NCAR / ccpp-scm

CCPP Single Column Model
Other
13 stars 50 forks source link

Running time of ~7 hours versus about 15 minutes #289

Closed gthompsnWRF closed 1 year ago

gthompsnWRF commented 2 years ago

Description

I don't even know how it would be possible, but when I run ccpp-scm with ARM-SGP case and GSD suite physics on Cheyenne under my /glade/work directory, it is taking over 7 hours to run. Yet when I run the same thing within my /glade/home area, it takes roughly 15 minutes. No idea how this could be possible.

Steps to Reproduce

I will now test this again to see if it is entirely reproducible but I will do a git clone on a fresh directory within Cheyenne's /glade/work and another in /glade/home and see if I can reliably reproduce it.

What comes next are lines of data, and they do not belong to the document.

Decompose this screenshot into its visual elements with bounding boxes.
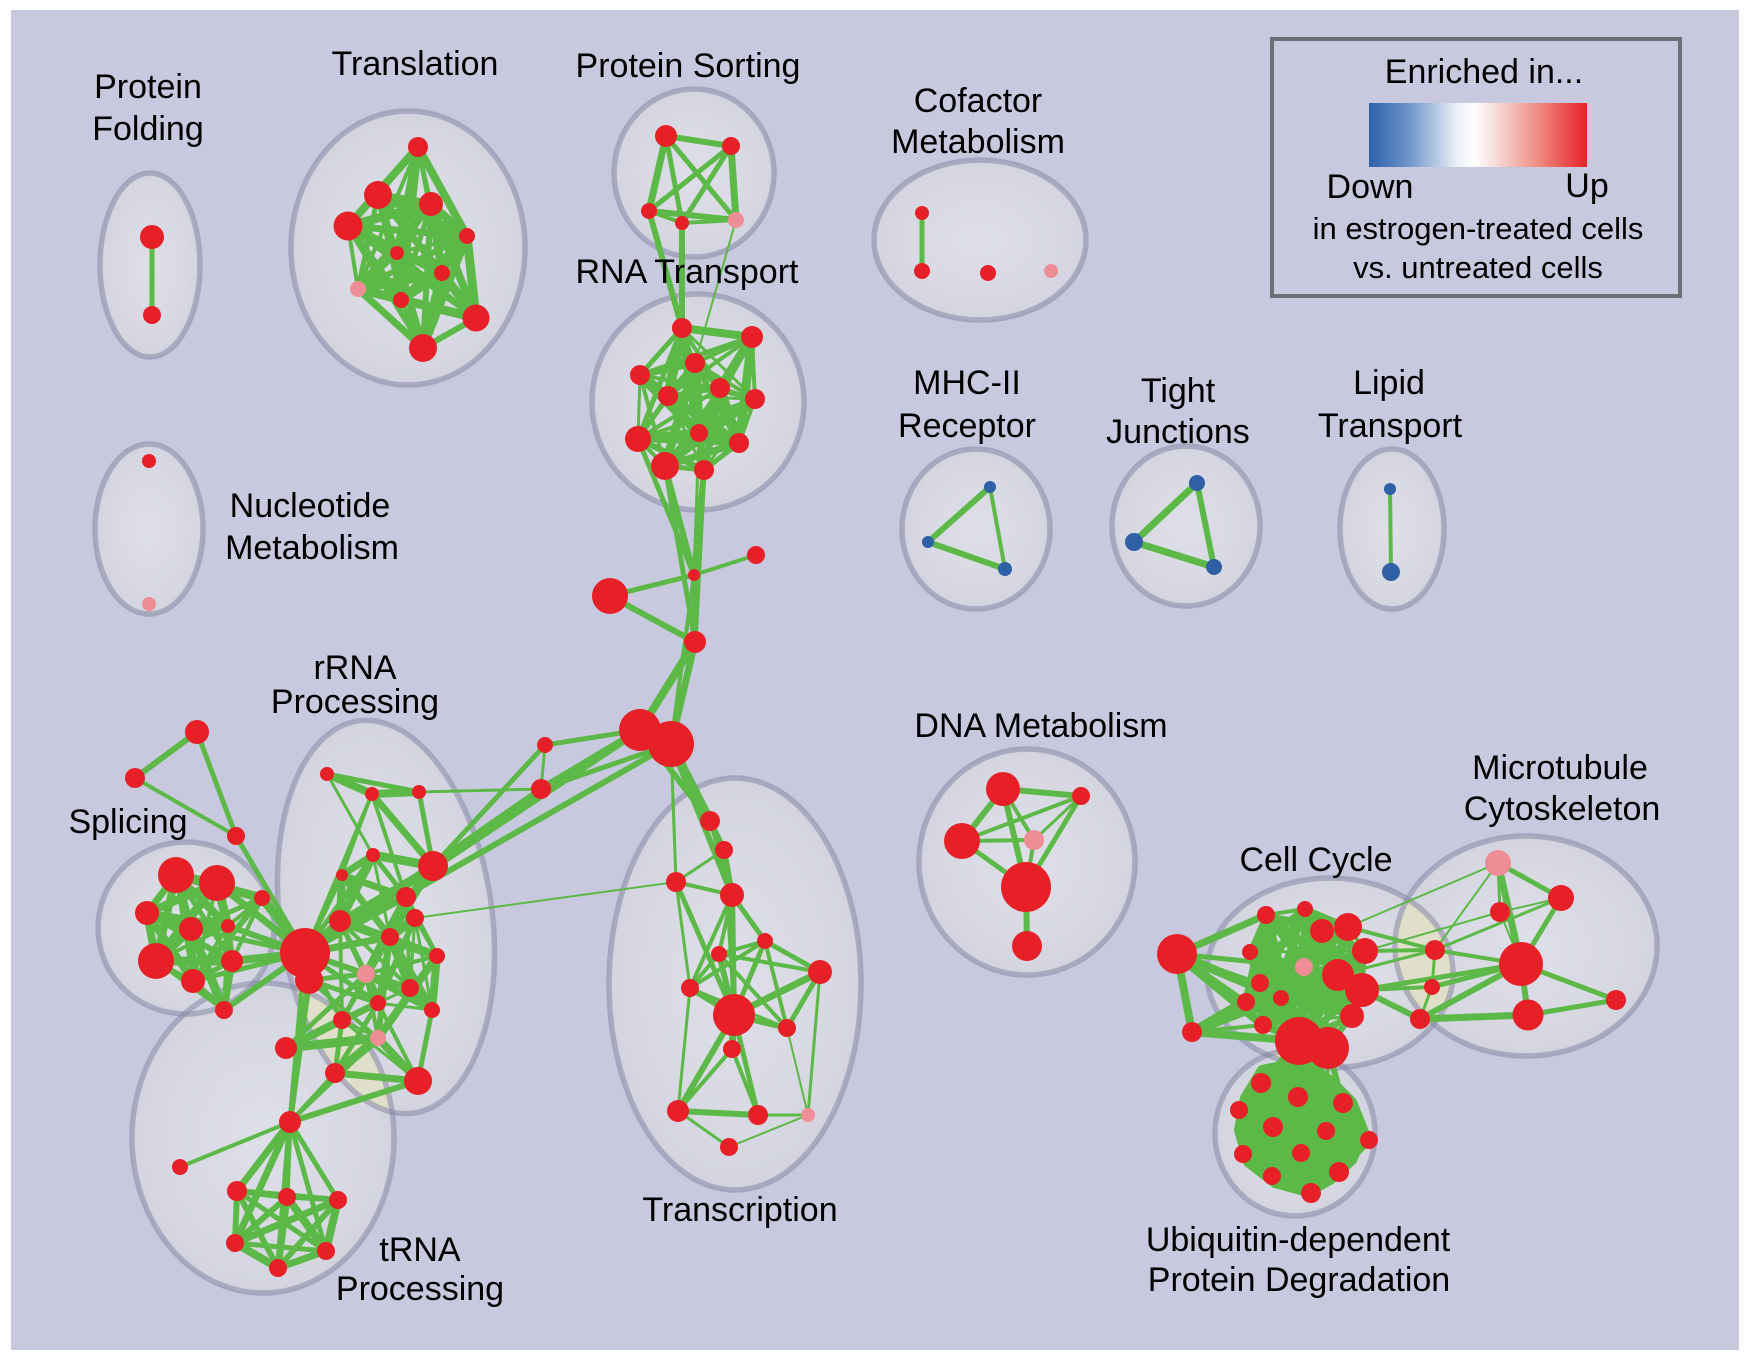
svg-text:Up: Up	[1565, 167, 1608, 205]
svg-text:Ubiquitin-dependent: Ubiquitin-dependent	[1146, 1221, 1451, 1259]
svg-text:DNA Metabolism: DNA Metabolism	[914, 707, 1167, 745]
svg-text:Protein: Protein	[94, 68, 202, 106]
svg-text:Transcription: Transcription	[642, 1191, 837, 1229]
svg-text:in estrogen-treated cells: in estrogen-treated cells	[1313, 211, 1644, 246]
svg-text:Processing: Processing	[271, 683, 439, 721]
svg-text:Translation: Translation	[332, 45, 499, 83]
svg-text:Splicing: Splicing	[68, 803, 187, 841]
svg-text:MHC-II: MHC-II	[913, 364, 1021, 402]
svg-text:Cell Cycle: Cell Cycle	[1239, 841, 1392, 879]
svg-text:rRNA: rRNA	[313, 649, 396, 687]
svg-text:Metabolism: Metabolism	[225, 529, 399, 567]
svg-text:Folding: Folding	[92, 110, 204, 148]
svg-text:Lipid: Lipid	[1353, 364, 1425, 402]
svg-text:Cofactor: Cofactor	[914, 82, 1043, 120]
svg-text:Nucleotide: Nucleotide	[230, 487, 391, 525]
svg-text:Junctions: Junctions	[1106, 413, 1250, 451]
svg-text:Transport: Transport	[1318, 407, 1463, 445]
svg-text:tRNA: tRNA	[379, 1231, 461, 1269]
svg-text:Tight: Tight	[1141, 372, 1216, 410]
svg-text:RNA Transport: RNA Transport	[576, 253, 800, 291]
svg-text:Receptor: Receptor	[898, 407, 1036, 445]
svg-text:Metabolism: Metabolism	[891, 123, 1065, 161]
svg-text:Cytoskeleton: Cytoskeleton	[1464, 790, 1661, 828]
svg-text:Protein Degradation: Protein Degradation	[1148, 1261, 1450, 1299]
svg-text:Microtubule: Microtubule	[1472, 749, 1648, 787]
svg-text:Protein Sorting: Protein Sorting	[576, 47, 801, 85]
svg-text:Processing: Processing	[336, 1270, 504, 1308]
svg-text:vs. untreated cells: vs. untreated cells	[1353, 250, 1603, 285]
svg-text:Enriched in...: Enriched in...	[1385, 53, 1583, 91]
svg-text:Down: Down	[1327, 168, 1414, 206]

climbfuji commented 2 years ago

This seems like a big difference, but it is possible. /glade/home/ and /glade/work/ are separate filesystems optimized for different use. If you hammer the parallel file system /glade/work/ designed for large jobs, large volumes of data and parallel reads/writes with hundreds of tiny write requests, then you keep the metadata servers busy and impact the performance - possibly not only for yourself, but also for others. /glade/home/ probably has settings for what users have in their home directories usually, smaller files, but many of them. And probably much less load on average on the filesystem/metadata servers than work or scratch.

climbfuji commented 2 years ago

I would guess that if SCM buffered the data and wrote it out all at once at the end instead of every time step (I think that's what it does), you wouldn't see such a difference - but possibly an overall increase in performance everywhere. @grantfirl correct me if I am wrong.

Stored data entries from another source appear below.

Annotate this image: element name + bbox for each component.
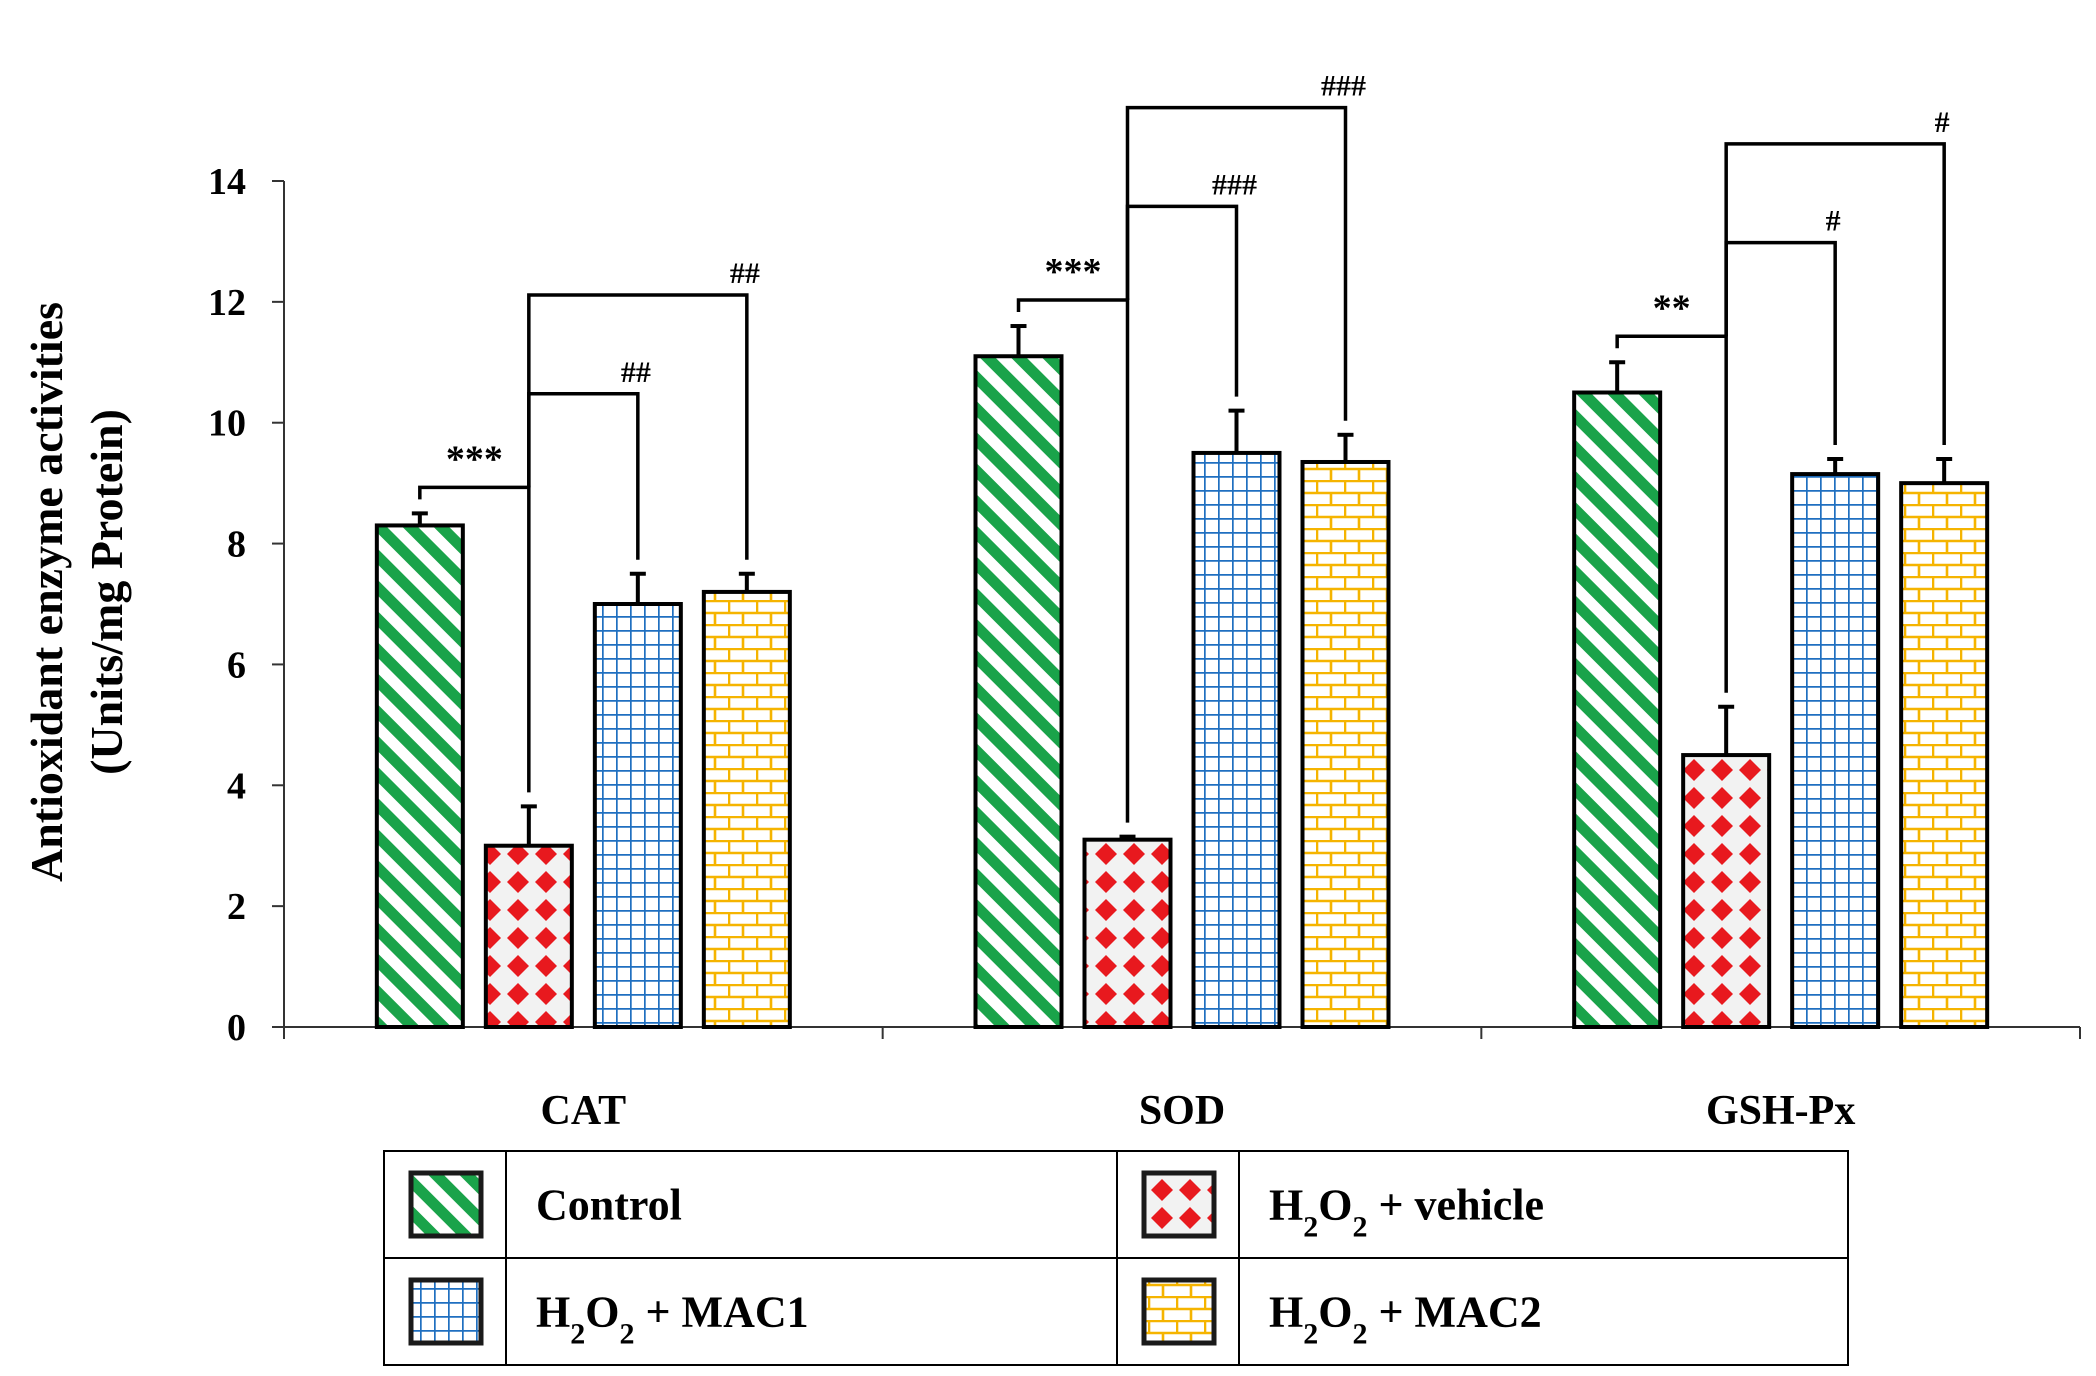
bar-series: [374, 354, 1990, 1030]
significance-label: #: [1935, 106, 1950, 139]
y-tick-label: 10: [208, 403, 246, 445]
significance-label: ##: [621, 356, 651, 389]
y-tick-label: 4: [227, 765, 246, 807]
legend-swatch-h2o2-mac2: [1141, 1277, 1217, 1346]
legend-label-h2o2-mac2: H2O2 + MAC2: [1269, 1288, 1542, 1351]
significance-label: ##: [730, 257, 760, 290]
legend-label-control: Control: [536, 1181, 682, 1230]
significance-label: #: [1826, 205, 1841, 238]
bar-control-sod: [973, 354, 1064, 1029]
significance-bracket: [1016, 298, 1130, 823]
y-axis-ticks: 0 2 4 6 8 10 12 14: [208, 161, 284, 1049]
significance-brackets: ***#### ***######**##: [418, 70, 1950, 823]
x-axis-categories: CAT SOD GSH-Px: [541, 1088, 1856, 1134]
significance-bracket: [418, 485, 531, 793]
y-tick-label: 12: [208, 282, 246, 324]
significance-bracket: [1724, 142, 1946, 445]
significance-label: ***: [446, 438, 503, 480]
significance-bracket: [527, 293, 749, 560]
significance-label: ###: [1321, 70, 1366, 103]
legend-swatch-control: [408, 1170, 484, 1239]
error-bars: [411, 324, 1953, 846]
y-tick-label: 14: [208, 161, 246, 203]
bar-h2o2-mac2-gsh-px: [1899, 481, 1990, 1029]
y-tick-label: 6: [227, 644, 246, 686]
legend-swatch-h2o2-vehicle: [1141, 1170, 1217, 1239]
bar-h2o2-mac1-sod: [1191, 450, 1282, 1029]
bar-h2o2-vehicle-sod: [1082, 837, 1173, 1030]
y-tick-label: 2: [227, 886, 246, 928]
significance-label: ***: [1045, 251, 1102, 293]
significance-bracket: [527, 392, 640, 560]
legend-label-h2o2-mac1: H2O2 + MAC1: [536, 1288, 809, 1351]
bar-h2o2-mac2-cat: [701, 589, 792, 1030]
x-category-label: SOD: [1139, 1088, 1225, 1134]
bar-h2o2-mac2-sod: [1300, 459, 1391, 1029]
y-tick-label: 0: [227, 1007, 246, 1049]
significance-bracket: [1724, 240, 1837, 445]
axes: [283, 181, 2081, 1039]
x-category-label: GSH-Px: [1706, 1088, 1855, 1134]
legend: Control H2O2 + vehicle H2O2 + MAC1 H2O2 + M…: [383, 1150, 1849, 1366]
y-tick-label: 8: [227, 524, 246, 566]
bar-control-gsh-px: [1572, 390, 1663, 1029]
y-axis-label: Antioxidant enzyme activities (Units/mg …: [21, 302, 132, 882]
significance-bracket: [1615, 334, 1728, 693]
y-axis-label-line-1: Antioxidant enzyme activities: [21, 302, 72, 882]
legend-label-h2o2-vehicle: H2O2 + vehicle: [1269, 1181, 1544, 1244]
bar-h2o2-mac1-gsh-px: [1790, 472, 1881, 1030]
legend-swatch-h2o2-mac1: [408, 1277, 484, 1346]
bar-h2o2-vehicle-cat: [483, 843, 574, 1030]
significance-bracket: [1125, 204, 1239, 397]
y-axis-label-line-2: (Units/mg Protein): [81, 409, 132, 775]
bar-h2o2-mac1-cat: [592, 602, 683, 1029]
significance-label: **: [1653, 287, 1691, 329]
significance-label: ###: [1212, 168, 1257, 201]
bar-control-cat: [374, 523, 465, 1029]
bar-h2o2-vehicle-gsh-px: [1681, 753, 1772, 1029]
x-category-label: CAT: [541, 1088, 627, 1134]
significance-bracket: [1125, 105, 1348, 421]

gthompsnWRF commented 2 years ago

@climbfuji I can follow up with this. My testing has revealed that a brand new fresh clone of ccpp-scm and running 100% out-of-the-box GSD_v1 on /glade/home partition took about 7 minutes while doing exactly the same steps on /glade/work took 18 minutes.

Now I am running with reduced timestep from 600 seconds to 60 seconds (more realisitic!) and radiation timestep from 3600 seconds to 600 seconds and I am awaiting its results but it's already over 40 minutes of wall clock time on /glade/work and I just submitted the job on /glade/home. You can see my next issue/enhancement request since it took me about 30 minutes to scrub my /glade/home area clean enough to permit my next run. While Cheyenne may be a bit unique, a doubling of runtime (or more) is really a bit crazy. And 7 hours compared to 10-15 mins is just ludicrous. There must be a better way.

gthompsnWRF commented 2 years ago

And another follow-up since it is very clearly consistent now.

The entire ARM-SGP case took 19 minutes to run with a reduced set of timesteps to 60s (dynamics and microphys) and 600s (radiation) and finished nearly 27 days simulation in about 19 minutes when outputting to the /glade/home partition. But even after 1 hour and 10 minutes on /glade/work partition, the simulation had reached only 390K/2.5M seconds (15% complete) by an hour and 14 minutes on /glade/work. So I will QUIT working on /glade/work and use /glade/home and copy results to the work directory to avoid filling my quota.

Hopefully this helps with a redesign of output strategy.

climbfuji commented 2 years ago

@gthompsnWRF I transferred this issue from ccpp-physics to ccpp-scm.

dustinswales commented 1 year ago

Seems the problem has been identified. Moving from Issue to Discussions for posterity.